In a study male and female drivers were interviewed about the importance of various features of vehicle safety to them when they were buying a car. Table below shows the ratings for air conditioning according to the sex and age of the driver.

Sex	Age	No or little importance	Important	Very important	Total
Women	18-23	26	12	7	45
	24-40	9	21	15	45
	>40	5	14	41	60
Men	18-23	40	17	8	65
	24-40	17	15	12	44
	>40	8	15	18	41
Total		105	94	101	300

Look at the data and try to make some preliminary conclusions (conjectures?).
Fit an appropriate model for these data. Do the ratings change with the age similarly in both sex groups? Does sex influence at all? Can you say that the ratings do not change with the age?
Can you exploit the fact that the response variable for these data is an ordinal categorical variable? If " yes", fit the corresponding model. Is it adequate for the data? Return to all the questions from the second paragraph.
Compare the results from both models. In particular, compare the estimated probabilities with the observed proportions. Make final conclusions and comment the results of the study.

Question 4.

In an experiment to investigate the social behavior of hornets, different numbers of hornets were placed in boxes, and the number of cells built by the hornets was counted. Below are given the data from 38 boxes: the number of cells built for each number of hornets.

No. of hornets	No. of cells
1	0, 1, 2, 2, 4, 4, 5, 10, 11, 18
2	0, 4, 5, 7, 8, 13, 18, 29
5	7, 8, 17, 18, 19
6	17
10	12, 17, 18, 23, 25, 32
12	21
16	12
19	23
20	21, 23, 30, 31
41	30

Assuming a normal model with constant variance, find the appropriate transformation of the number of cells using log(no. of hornets) as an explanatory variable.

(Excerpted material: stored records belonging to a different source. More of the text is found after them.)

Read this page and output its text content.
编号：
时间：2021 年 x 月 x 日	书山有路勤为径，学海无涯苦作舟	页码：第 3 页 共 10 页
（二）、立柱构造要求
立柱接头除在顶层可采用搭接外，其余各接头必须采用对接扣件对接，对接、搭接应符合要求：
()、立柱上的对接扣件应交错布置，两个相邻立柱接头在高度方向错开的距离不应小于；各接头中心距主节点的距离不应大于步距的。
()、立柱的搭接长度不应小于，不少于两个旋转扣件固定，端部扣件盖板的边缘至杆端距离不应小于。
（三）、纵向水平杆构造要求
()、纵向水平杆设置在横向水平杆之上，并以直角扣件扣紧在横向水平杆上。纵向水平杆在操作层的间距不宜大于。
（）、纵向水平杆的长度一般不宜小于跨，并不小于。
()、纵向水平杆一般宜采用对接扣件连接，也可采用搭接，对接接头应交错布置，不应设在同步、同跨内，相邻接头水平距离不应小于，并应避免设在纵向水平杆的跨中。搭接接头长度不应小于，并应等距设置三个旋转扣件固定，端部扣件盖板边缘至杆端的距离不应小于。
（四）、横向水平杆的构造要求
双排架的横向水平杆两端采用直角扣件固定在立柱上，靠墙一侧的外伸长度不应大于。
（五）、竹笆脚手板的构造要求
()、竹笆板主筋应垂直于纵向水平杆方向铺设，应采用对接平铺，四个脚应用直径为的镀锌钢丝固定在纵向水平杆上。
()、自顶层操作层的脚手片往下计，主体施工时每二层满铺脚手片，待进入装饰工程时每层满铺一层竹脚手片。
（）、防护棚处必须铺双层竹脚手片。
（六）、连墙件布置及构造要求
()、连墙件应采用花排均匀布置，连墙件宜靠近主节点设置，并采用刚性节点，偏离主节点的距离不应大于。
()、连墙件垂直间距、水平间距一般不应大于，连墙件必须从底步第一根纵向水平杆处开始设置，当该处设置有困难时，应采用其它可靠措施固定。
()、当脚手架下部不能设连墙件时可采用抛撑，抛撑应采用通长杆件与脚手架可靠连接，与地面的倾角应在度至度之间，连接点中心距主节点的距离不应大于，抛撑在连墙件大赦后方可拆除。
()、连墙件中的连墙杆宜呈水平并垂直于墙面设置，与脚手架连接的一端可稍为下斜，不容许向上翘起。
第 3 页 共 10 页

Analyse the results of fitting and point out problems you have found (if any).
If you are not satisfied with the resulting fit in the previous paragraph, you can probably modify the model by allow heterogeneity for the variance assuming that it is also a function of no. of hornets or log(no. of hornets) respectively. Compare your final model with that from the previous paragraph. Is the assumption of equal variances reasonable?
Assume the Poisson model for the number of cells and fit the corresponding regression model for no. of hornets or log(no. of hornets). Comment on the fit of the Poisson model, and compare the results with those from previous paragraphs. Is there overdispersion? If "yes", modify your original Poisson model. Make final conclusions.

Question 5.

Observations of a Poisson process are recorded on a counter, which records the number of events occuring in independent consecutive 1-second periods. The counter has a random fault, and in some random 1-second periods does not record the correct count, but records a zero count instead.

In one-minute period, the following distribution of counts is observed:

Count	0	1	2	3	4	5
Number	24	21	11	3	0	1

Let λ be the mean number of events occuring per second, and p the probability that the counter is not operating.